Não discriminação. O tratamento dados pessoais não pode ser realizado para fins discriminatórios. No contexto da relação de emprego, este princípio significa que informações de profissionais não podem ser usadas para finalidades tais que venham a alterar a igualdade de oportunidades ou tratamento. E não são raros os casos em que candidatos e empregados são tratados de forma distinta em razão do gênero, da cor da pele, da idade, da orientação sexual, política e religiosa. Por isso, a preocupação com a discriminação no ambiente de trabalho foi objeto da Convenção nº 111 da Organização Internacional do Trabalho, que obriga os países subscritores a “formular e aplicar uma política nacional que tenha por fim promover, por métodos adequados às circunstâncias e aos usos nacionais, a igualdade de oportunidades e de tratamento em matéria de emprego e profissão, com o objetivo de eliminar toda discriminação nessa matéria”. O Brasil, signatário da Convenção, editou a Lei 9.029/1995, que proíbe a “adoção de qualquer prática discriminatória e limitativa para efeito de acesso à emprego relação de emprego, ou sua manutenção, por motivo de sexo, origem, etnia, cor, estado civil, situação familiar ou idade”.

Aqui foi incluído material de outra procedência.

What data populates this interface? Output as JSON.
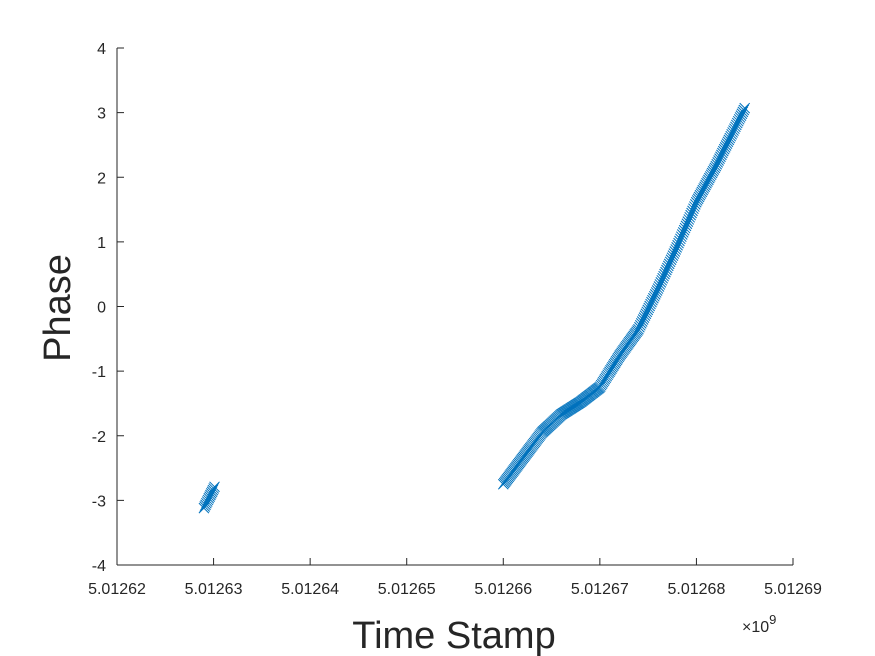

Diante disso, vale reforçar que informações sobre performance e/ou produtividade do profissional, assim como dados sensíveis – tais como origem racial ou étnica, convicções religiosas, filosóficas e políticas, filiação a sindicatos, dados referentes à saúde e dados genéticos e biométricos –, não devem ser tratados, pois tal situação poderá caracterizar um banco de dados de avaliação negativa com acesso para terceiros, gerando uma situação risco trabalhista de ações judiciais pleiteando danos morais.

Inclusive, a criação de banco de dados com essas informações tem sido objeto de investigação pelo Ministério Público do Trabalho – MPT, que, por meio de denúncias anônimas, tem instaurado procedimentos administrativos para investigação, bem como ações judiciais impedindo a continuidade do banco de dados, além de condenação da empresa em dano moral coletivo.